The Sapphire - September Birthstone.
Known for its deep blue colour, the sapphire has been one of the most sought-after gems for centuries. It’s part of what some consider to be the big three of jewelry stones, along with the ruby and the emerald. It has symbolized royalty and truth, while many have cherished its mysterious healing powers.
The sapphire is best known for its striking pure-blue colour, but it can range from greenish-blue to violet-blue. Part of the same corundum family as the ruby, stones in violet, green, yellow, orange, pink, and purple are known as “fancy sapphires.” Some exhibit colour changes, depending on the lighting.
The name “sapphire” came from the Greek word sappheiros, referring to a blue stone.
The sapphire has symbolized truth, sincerity, and nobility for thousands of years.
It has been closely associated with royalty. Kings and queens in ancient Greece and Rome believed the owner of a sapphire would be protected from harm and envy. It was also thought to attract wealth.
Those in ancient Greece associated the stone with Zeus, God of the sky, and others believed it provided an ability to see into the future or initiate guidance from the oracle.
It is said that ancient Persians believed that Earth rested on a giant sapphire that made the sky blue.
In the Middle Ages, clergy wore sapphires to represent heaven and it was thought to attract heavenly blessings.
Over time, the sapphire is said to be able to create peace between enemies and harmony between love interests.
It was believed to increase one’s overall health and strength, and contain healing powers, especially for diseases of the eye and against poisons.

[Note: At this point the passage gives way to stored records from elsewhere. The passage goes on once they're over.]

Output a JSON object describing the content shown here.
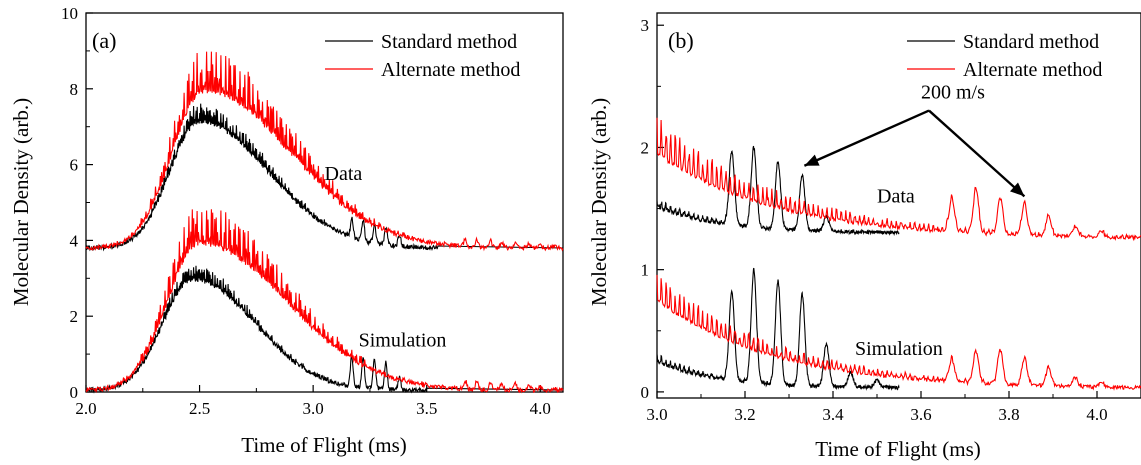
{
  "colors": {
    "standard": "#000000",
    "alternate": "#ff0000",
    "axis": "#000000",
    "background": "#ffffff"
  },
  "chart_data": [
    {
      "type": "line",
      "panel_label": "(a)",
      "xlabel": "Time of Flight (ms)",
      "ylabel": "Molecular Density (arb.)",
      "xlim": [
        2.0,
        4.1
      ],
      "ylim": [
        0,
        10
      ],
      "xticks": [
        "2.0",
        "2.5",
        "3.0",
        "3.5",
        "4.0"
      ],
      "xtick_values": [
        2.0,
        2.5,
        3.0,
        3.5,
        4.0
      ],
      "yticks": [
        "0",
        "2",
        "4",
        "6",
        "8",
        "10"
      ],
      "ytick_values": [
        0,
        2,
        4,
        6,
        8,
        10
      ],
      "grid": false,
      "legend_position": "top-right",
      "series": [
        {
          "name": "Standard method",
          "color": "#000000"
        },
        {
          "name": "Alternate method",
          "color": "#ff0000"
        }
      ],
      "curves": [
        {
          "group": "Data",
          "series": "Standard method",
          "baseline": 3.8,
          "peak_time": 2.5,
          "peak_height": 3.7,
          "rise_width": 0.13,
          "decay_width": 0.3,
          "noise": 0.45,
          "spikes_t": [
            3.17,
            3.22,
            3.27,
            3.32,
            3.38
          ],
          "spikes_h": [
            0.5,
            0.55,
            0.5,
            0.45,
            0.3
          ],
          "end": 3.55
        },
        {
          "group": "Data",
          "series": "Alternate method",
          "baseline": 3.8,
          "peak_time": 2.52,
          "peak_height": 4.6,
          "rise_width": 0.14,
          "decay_width": 0.38,
          "noise": 1.1,
          "spikes_t": [
            3.67,
            3.72,
            3.78,
            3.83,
            3.89,
            3.95,
            4.0,
            4.06
          ],
          "spikes_h": [
            0.2,
            0.2,
            0.18,
            0.16,
            0.14,
            0.1,
            0.08,
            0.05
          ],
          "end": 4.1
        },
        {
          "group": "Simulation",
          "series": "Standard method",
          "baseline": 0.05,
          "peak_time": 2.47,
          "peak_height": 3.25,
          "rise_width": 0.13,
          "decay_width": 0.27,
          "noise": 0.35,
          "spikes_t": [
            3.17,
            3.22,
            3.27,
            3.32,
            3.38
          ],
          "spikes_h": [
            0.8,
            0.85,
            0.8,
            0.7,
            0.35
          ],
          "end": 3.5
        },
        {
          "group": "Simulation",
          "series": "Alternate method",
          "baseline": 0.05,
          "peak_time": 2.5,
          "peak_height": 4.3,
          "rise_width": 0.14,
          "decay_width": 0.38,
          "noise": 1.0,
          "spikes_t": [
            3.67,
            3.72,
            3.78,
            3.83,
            3.89,
            3.95,
            4.0,
            4.06
          ],
          "spikes_h": [
            0.22,
            0.22,
            0.2,
            0.18,
            0.15,
            0.12,
            0.09,
            0.05
          ],
          "end": 4.1
        }
      ],
      "annotations": [
        {
          "text": "Data",
          "x": 3.05,
          "y": 5.6
        },
        {
          "text": "Simulation",
          "x": 3.2,
          "y": 1.2
        }
      ]
    },
    {
      "type": "line",
      "panel_label": "(b)",
      "xlabel": "Time of Flight (ms)",
      "ylabel": "Molecular Density (arb.)",
      "xlim": [
        3.0,
        4.1
      ],
      "ylim": [
        -0.05,
        3.1
      ],
      "xticks": [
        "3.0",
        "3.2",
        "3.4",
        "3.6",
        "3.8",
        "4.0"
      ],
      "xtick_values": [
        3.0,
        3.2,
        3.4,
        3.6,
        3.8,
        4.0
      ],
      "yticks": [
        "0",
        "1",
        "2",
        "3"
      ],
      "ytick_values": [
        0,
        1,
        2,
        3
      ],
      "grid": false,
      "legend_position": "top-right",
      "series": [
        {
          "name": "Standard method",
          "color": "#000000"
        },
        {
          "name": "Alternate method",
          "color": "#ff0000"
        }
      ],
      "curves": [
        {
          "group": "Data",
          "series": "Standard method",
          "start": 3.0,
          "end": 3.55,
          "base_start": 1.52,
          "base_end": 1.3,
          "noise": 0.06,
          "spikes_t": [
            3.17,
            3.22,
            3.275,
            3.33,
            3.385
          ],
          "spikes_h": [
            0.6,
            0.65,
            0.55,
            0.45,
            0.12
          ]
        },
        {
          "group": "Data",
          "series": "Alternate method",
          "start": 3.0,
          "end": 4.1,
          "base_start": 1.95,
          "base_end": 1.25,
          "noise": 0.3,
          "spikes_t": [
            3.67,
            3.725,
            3.78,
            3.835,
            3.89,
            3.95,
            4.01
          ],
          "spikes_h": [
            0.28,
            0.36,
            0.3,
            0.26,
            0.16,
            0.08,
            0.04
          ]
        },
        {
          "group": "Simulation",
          "series": "Standard method",
          "start": 3.0,
          "end": 3.55,
          "base_start": 0.25,
          "base_end": 0.03,
          "noise": 0.05,
          "spikes_t": [
            3.17,
            3.22,
            3.275,
            3.33,
            3.385,
            3.44,
            3.5
          ],
          "spikes_h": [
            0.72,
            0.92,
            0.85,
            0.75,
            0.35,
            0.12,
            0.06
          ]
        },
        {
          "group": "Simulation",
          "series": "Alternate method",
          "start": 3.0,
          "end": 4.1,
          "base_start": 0.75,
          "base_end": 0.02,
          "noise": 0.22,
          "spikes_t": [
            3.67,
            3.725,
            3.78,
            3.835,
            3.89,
            3.95,
            4.01
          ],
          "spikes_h": [
            0.18,
            0.26,
            0.28,
            0.22,
            0.15,
            0.07,
            0.03
          ]
        }
      ],
      "annotations": [
        {
          "text": "Data",
          "x": 3.5,
          "y": 1.55
        },
        {
          "text": "Simulation",
          "x": 3.45,
          "y": 0.3
        },
        {
          "text": "200 m/s",
          "x": 3.6,
          "y": 2.4,
          "arrows_to": [
            {
              "x": 3.335,
              "y": 1.85
            },
            {
              "x": 3.835,
              "y": 1.6
            }
          ]
        }
      ]
    }
  ]
}
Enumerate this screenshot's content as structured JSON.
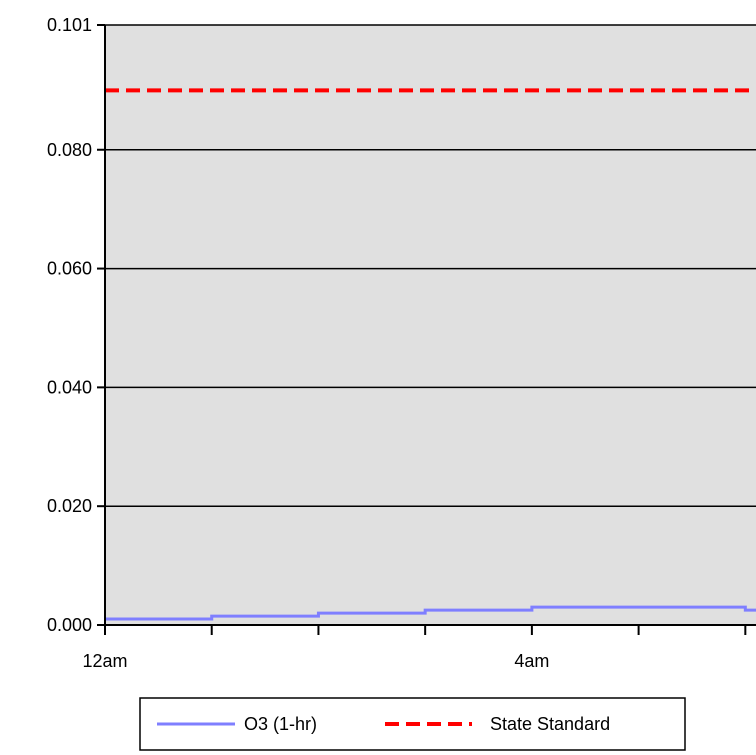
{
  "chart_data": {
    "type": "line",
    "title": "",
    "xlabel": "",
    "ylabel": "",
    "ylim": [
      0.0,
      0.101
    ],
    "y_tick_labels": [
      "0.000",
      "0.020",
      "0.040",
      "0.060",
      "0.080",
      "0.101"
    ],
    "y_tick_values": [
      0.0,
      0.02,
      0.04,
      0.06,
      0.08,
      0.101
    ],
    "xlim": [
      0,
      6.1
    ],
    "x_tick_values": [
      0,
      1,
      2,
      3,
      4,
      5,
      6
    ],
    "x_tick_labels": [
      {
        "hour": 0,
        "label": "12am"
      },
      {
        "hour": 4,
        "label": "4am"
      }
    ],
    "grid": "horizontal",
    "background": "#e0e0e0",
    "legend_position": "bottom",
    "series": [
      {
        "name": "O3 (1-hr)",
        "color": "#7f7fff",
        "style": "step",
        "x": [
          0,
          1,
          2,
          3,
          4,
          5,
          6,
          7
        ],
        "values": [
          0.001,
          0.0015,
          0.002,
          0.0025,
          0.003,
          0.003,
          0.0025,
          0.002
        ]
      },
      {
        "name": "State Standard",
        "color": "#ff0000",
        "style": "dashed",
        "x": [
          0,
          6.1
        ],
        "values": [
          0.09,
          0.09
        ]
      }
    ]
  }
}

In the 1880s, sapphires were found in Kashmir following a landslide high in the Himalayas. The location has produced some of the finest sapphires ever since.
Over the years, deposits have been found in a number of locations around the world.
The most prominent sources of sapphires include Kashmir, Sri Lanka, and Myanmar. It has also been found in Africa, China, India, and in the United States.
Sapphires can include what is called an asterism—or the star effect. The phenomenon appears as a six-ray star pattern within the gem.
It is popular for engagement rings, as well as necklaces, earrings, bracelets, and pendants.
For best cleaning results, use warm, soapy water.